Vietnam second among ASEAN members in attracting fintech funding

By Hung Le   December 8, 2019 | 03:03 pm GMT+7
Vietnam second among ASEAN members in attracting fintech funding
A person opening up a digital payment app on her phone. Photo by VnExpress/Bao An.

Vietnam’s fintech firms secured $410 million, or 36 percent of the global capital pouring into Southeast Asia between January and September, behind Singapore.

The country’s share of regional venture capital funding devoted to fintech soared from just 0.4 percent in 2018, according to a report prepared by the United Overseas Bank (UOB), PwC and the Singapore Fintech Association (SFA).

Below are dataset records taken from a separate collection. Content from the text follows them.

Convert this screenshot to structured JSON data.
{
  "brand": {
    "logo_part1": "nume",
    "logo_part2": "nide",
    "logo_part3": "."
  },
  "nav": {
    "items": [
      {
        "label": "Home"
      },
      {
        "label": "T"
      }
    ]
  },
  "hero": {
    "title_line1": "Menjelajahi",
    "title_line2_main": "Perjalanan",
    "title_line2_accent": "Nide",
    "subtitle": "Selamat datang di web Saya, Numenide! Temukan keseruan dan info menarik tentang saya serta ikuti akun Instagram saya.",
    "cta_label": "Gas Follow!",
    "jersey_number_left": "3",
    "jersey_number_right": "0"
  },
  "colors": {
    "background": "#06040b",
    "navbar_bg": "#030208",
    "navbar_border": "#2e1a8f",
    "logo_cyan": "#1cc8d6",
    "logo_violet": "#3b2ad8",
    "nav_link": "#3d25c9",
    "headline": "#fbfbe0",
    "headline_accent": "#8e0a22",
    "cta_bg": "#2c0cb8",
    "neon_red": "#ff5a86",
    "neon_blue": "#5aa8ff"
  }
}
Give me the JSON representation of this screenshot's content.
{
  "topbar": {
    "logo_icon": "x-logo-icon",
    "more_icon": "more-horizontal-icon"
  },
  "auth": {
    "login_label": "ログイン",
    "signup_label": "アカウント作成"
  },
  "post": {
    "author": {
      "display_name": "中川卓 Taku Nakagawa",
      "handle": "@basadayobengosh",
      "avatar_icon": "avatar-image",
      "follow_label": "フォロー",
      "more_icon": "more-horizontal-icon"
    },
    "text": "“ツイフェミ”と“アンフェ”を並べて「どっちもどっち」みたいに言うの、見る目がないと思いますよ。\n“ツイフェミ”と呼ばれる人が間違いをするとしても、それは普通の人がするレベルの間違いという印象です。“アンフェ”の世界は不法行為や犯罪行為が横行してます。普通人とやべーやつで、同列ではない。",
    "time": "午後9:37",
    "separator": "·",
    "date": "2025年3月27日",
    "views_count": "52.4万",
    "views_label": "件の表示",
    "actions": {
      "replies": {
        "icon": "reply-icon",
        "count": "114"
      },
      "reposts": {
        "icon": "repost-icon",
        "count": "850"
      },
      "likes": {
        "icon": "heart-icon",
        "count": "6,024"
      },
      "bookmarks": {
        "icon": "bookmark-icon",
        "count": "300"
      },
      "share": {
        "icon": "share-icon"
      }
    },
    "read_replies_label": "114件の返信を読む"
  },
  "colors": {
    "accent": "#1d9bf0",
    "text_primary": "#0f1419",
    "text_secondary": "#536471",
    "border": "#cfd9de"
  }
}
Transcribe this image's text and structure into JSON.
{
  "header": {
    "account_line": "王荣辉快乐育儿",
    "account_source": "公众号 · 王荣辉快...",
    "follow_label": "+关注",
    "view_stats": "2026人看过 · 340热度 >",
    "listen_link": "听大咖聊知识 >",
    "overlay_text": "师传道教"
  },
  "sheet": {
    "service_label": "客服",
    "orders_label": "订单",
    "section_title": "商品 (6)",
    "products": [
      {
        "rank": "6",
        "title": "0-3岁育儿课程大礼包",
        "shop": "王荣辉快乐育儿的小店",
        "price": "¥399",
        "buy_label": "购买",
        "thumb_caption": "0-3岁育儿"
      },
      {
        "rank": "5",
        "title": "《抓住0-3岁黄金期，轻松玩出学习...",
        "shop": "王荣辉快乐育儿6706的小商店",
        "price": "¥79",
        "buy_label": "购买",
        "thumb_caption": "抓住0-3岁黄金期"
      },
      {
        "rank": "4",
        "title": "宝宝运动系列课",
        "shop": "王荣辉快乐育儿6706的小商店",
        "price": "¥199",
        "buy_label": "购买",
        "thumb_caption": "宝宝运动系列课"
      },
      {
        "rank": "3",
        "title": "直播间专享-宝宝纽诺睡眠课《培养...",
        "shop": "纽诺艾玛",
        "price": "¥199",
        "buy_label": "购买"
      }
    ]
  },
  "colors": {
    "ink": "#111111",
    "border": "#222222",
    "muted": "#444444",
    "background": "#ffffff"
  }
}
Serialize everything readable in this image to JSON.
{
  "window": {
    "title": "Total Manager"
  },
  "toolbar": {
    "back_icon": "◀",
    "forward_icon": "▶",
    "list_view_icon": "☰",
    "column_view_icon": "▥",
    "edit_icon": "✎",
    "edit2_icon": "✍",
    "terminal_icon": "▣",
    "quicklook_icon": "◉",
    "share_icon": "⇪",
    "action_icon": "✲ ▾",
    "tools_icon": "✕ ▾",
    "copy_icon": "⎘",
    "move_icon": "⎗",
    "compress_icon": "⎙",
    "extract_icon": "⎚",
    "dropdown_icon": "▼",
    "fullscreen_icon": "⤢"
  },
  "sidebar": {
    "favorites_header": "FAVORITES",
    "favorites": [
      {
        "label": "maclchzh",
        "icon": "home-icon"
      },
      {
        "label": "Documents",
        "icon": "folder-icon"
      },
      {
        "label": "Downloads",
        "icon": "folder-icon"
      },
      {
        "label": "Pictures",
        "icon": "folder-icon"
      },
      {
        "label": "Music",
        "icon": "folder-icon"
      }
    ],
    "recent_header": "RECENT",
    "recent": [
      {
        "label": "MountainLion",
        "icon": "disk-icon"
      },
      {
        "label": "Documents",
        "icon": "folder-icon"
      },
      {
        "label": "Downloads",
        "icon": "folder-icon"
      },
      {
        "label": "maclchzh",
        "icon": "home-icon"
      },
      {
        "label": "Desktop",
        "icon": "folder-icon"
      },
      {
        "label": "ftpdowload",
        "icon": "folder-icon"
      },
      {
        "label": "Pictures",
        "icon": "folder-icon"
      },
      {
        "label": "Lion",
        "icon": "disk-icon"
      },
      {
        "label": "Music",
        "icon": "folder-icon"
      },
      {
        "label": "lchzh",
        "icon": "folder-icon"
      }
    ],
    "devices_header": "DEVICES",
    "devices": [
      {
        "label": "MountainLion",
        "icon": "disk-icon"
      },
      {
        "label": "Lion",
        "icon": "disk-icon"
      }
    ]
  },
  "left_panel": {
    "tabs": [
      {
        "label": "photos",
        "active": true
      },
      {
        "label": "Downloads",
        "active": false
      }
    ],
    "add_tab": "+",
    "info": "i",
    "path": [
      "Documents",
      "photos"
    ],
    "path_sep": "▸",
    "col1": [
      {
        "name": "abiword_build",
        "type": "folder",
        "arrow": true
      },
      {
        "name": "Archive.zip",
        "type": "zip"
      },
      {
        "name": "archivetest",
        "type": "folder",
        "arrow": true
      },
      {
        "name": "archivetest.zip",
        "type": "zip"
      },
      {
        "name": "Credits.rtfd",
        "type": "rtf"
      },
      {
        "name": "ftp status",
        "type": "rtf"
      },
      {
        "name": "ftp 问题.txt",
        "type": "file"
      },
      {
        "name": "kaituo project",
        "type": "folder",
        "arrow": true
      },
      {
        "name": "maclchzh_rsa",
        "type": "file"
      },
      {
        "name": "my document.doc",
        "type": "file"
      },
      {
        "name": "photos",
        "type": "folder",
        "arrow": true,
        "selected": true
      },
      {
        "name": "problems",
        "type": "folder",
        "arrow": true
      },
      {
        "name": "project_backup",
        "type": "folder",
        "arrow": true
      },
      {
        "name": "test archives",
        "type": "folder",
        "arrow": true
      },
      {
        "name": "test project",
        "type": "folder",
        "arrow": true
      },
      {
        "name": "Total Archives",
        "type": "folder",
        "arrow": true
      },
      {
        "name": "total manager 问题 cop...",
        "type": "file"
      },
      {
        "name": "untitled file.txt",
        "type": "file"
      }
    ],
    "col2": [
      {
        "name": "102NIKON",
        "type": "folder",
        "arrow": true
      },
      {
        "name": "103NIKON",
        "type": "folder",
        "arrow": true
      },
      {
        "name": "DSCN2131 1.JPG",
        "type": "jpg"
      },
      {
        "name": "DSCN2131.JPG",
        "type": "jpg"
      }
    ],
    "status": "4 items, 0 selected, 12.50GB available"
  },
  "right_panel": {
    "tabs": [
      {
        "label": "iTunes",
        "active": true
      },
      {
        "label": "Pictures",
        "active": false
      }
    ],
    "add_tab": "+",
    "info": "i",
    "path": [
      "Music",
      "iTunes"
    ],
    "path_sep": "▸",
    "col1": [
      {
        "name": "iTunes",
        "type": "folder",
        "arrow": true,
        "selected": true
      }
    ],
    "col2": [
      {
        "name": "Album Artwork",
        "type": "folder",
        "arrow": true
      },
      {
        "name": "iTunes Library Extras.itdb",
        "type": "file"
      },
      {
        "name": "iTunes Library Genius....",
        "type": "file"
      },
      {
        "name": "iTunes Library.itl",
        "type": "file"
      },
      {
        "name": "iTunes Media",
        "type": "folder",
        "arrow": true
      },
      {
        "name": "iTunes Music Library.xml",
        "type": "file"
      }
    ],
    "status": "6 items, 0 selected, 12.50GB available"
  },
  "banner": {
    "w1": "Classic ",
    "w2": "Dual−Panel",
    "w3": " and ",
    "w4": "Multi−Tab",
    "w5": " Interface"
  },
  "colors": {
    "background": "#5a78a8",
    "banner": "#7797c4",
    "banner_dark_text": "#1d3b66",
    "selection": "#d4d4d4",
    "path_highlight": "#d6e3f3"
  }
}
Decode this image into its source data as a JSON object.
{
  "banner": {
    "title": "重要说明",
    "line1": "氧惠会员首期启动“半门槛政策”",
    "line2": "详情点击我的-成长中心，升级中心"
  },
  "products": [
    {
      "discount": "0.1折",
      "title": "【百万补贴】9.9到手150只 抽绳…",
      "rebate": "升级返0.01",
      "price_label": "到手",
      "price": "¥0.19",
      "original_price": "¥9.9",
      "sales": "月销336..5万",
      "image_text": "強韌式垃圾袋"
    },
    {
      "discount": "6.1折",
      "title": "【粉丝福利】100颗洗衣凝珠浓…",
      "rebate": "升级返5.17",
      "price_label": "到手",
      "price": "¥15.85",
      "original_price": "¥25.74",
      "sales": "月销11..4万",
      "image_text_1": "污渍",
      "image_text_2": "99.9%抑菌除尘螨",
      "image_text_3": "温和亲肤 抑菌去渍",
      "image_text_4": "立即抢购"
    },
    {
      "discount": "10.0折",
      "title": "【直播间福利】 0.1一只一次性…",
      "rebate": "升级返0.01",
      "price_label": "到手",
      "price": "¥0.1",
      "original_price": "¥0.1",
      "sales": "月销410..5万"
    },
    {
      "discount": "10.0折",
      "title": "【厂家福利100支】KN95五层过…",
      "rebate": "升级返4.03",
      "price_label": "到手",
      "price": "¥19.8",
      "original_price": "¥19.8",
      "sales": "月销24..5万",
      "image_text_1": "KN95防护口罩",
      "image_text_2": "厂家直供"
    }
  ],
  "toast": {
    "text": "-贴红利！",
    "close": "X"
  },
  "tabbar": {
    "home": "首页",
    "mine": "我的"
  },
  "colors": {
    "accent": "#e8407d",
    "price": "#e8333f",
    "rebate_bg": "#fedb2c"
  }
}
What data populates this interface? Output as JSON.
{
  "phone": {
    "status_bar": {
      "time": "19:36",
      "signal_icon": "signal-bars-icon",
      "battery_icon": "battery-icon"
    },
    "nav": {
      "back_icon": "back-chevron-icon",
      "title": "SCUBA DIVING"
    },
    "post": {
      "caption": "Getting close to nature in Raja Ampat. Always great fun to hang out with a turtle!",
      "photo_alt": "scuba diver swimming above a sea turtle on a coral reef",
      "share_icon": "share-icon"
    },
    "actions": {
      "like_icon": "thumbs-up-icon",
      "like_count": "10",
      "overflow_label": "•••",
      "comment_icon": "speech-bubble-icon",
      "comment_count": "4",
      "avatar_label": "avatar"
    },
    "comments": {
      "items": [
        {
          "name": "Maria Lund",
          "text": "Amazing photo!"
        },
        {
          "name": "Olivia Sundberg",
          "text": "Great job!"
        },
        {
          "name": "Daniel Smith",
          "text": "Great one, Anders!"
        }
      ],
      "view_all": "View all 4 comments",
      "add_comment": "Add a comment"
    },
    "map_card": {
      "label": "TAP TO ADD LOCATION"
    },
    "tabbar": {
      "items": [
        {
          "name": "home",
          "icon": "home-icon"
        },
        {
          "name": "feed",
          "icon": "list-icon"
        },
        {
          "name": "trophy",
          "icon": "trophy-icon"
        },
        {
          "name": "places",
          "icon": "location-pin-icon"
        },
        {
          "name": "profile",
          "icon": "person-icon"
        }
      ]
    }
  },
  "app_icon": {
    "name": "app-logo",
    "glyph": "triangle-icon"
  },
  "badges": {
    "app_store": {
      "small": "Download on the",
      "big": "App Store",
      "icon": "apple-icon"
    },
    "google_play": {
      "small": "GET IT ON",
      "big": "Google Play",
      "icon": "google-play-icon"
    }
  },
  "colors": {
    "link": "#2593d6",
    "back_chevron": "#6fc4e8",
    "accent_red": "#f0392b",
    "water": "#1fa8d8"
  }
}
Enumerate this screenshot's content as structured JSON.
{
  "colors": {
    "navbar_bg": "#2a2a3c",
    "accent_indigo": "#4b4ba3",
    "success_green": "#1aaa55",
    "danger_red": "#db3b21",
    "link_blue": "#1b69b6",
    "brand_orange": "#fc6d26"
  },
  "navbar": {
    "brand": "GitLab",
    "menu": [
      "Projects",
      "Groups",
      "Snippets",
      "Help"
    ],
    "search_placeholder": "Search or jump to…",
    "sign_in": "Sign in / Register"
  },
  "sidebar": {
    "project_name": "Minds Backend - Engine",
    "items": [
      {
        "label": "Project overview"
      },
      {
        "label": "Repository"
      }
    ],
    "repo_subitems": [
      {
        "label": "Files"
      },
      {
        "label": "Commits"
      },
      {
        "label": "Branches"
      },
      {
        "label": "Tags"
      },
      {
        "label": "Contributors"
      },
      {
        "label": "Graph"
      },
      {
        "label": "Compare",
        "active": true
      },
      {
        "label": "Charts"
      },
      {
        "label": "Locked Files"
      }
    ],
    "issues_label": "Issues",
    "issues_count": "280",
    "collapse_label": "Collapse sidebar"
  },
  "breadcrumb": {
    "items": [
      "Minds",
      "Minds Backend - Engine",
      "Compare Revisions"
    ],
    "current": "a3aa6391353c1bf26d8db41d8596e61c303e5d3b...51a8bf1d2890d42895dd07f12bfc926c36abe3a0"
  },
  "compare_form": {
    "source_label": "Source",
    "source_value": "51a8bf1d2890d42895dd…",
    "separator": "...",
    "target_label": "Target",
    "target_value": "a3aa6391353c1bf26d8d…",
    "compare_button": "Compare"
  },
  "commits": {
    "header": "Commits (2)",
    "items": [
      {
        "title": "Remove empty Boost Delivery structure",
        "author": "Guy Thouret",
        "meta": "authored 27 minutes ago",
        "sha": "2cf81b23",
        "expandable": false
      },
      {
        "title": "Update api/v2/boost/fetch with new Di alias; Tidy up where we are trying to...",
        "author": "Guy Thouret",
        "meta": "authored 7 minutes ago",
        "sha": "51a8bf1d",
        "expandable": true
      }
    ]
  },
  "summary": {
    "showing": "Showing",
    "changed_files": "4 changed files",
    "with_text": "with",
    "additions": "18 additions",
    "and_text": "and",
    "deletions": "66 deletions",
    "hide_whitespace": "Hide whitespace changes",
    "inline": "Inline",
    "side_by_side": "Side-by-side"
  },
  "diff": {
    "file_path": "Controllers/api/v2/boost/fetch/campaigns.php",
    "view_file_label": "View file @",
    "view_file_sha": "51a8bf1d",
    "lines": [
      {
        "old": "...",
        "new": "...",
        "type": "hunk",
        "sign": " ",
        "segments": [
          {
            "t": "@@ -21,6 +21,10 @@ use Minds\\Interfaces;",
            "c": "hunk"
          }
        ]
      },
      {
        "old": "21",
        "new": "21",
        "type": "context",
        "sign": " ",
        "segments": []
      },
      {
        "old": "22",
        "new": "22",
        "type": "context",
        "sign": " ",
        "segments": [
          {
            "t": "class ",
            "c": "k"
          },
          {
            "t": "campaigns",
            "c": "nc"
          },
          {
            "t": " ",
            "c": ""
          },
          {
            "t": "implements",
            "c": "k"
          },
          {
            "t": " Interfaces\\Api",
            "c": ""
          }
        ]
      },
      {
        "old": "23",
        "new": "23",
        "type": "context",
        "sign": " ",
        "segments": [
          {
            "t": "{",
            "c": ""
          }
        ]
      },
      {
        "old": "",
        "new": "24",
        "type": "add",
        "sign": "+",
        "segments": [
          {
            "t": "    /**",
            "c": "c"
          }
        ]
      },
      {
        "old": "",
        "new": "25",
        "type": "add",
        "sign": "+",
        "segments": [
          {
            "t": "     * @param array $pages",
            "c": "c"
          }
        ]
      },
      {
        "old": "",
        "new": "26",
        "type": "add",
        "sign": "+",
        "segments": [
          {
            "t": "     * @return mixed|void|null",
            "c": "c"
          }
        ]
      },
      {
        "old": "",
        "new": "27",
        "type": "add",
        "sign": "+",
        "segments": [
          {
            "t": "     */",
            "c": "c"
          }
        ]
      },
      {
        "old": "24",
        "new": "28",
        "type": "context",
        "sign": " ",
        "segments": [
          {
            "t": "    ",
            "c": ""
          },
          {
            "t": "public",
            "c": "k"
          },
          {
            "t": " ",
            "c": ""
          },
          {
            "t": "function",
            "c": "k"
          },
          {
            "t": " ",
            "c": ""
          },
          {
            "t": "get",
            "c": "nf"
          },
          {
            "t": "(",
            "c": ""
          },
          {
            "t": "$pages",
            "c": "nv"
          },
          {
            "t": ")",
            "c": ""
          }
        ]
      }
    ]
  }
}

Singapore remained the top destination for regional fintech investment, with 51 percent, down from 53 percent in 2018, with Indonesia in third place with 12 percent, down from 37 percent last year.

By the end of the third quarter this year, ASEAN had received $1.14 billion in funding for fintech firms, up sharply from $35 million in 2014, the report said. 

The surge in investments in Vietnam this year is attributable to two large deals, both in digital payments. In July, digital payment firm VNpay received $300 million in investment from Japanese multinational conglomerate SoftBank and Singaporean sovereign wealth fund GIC.

And in January, e-payment app MOMO Pay landed $100 million from investors led by American private equity firm Warburg Pincus in its Series C funding round. The two deals accounted for 98 percent of Vietnam’s total fintech funding in the first nine months.

In terms of the number of funding deals in 2019, Vietnam came third in ASEAN at 8 percent of total deals, up from 2 percent in 2018, behind Singapore and Indonesia with 51 percent and 28 percent respectively.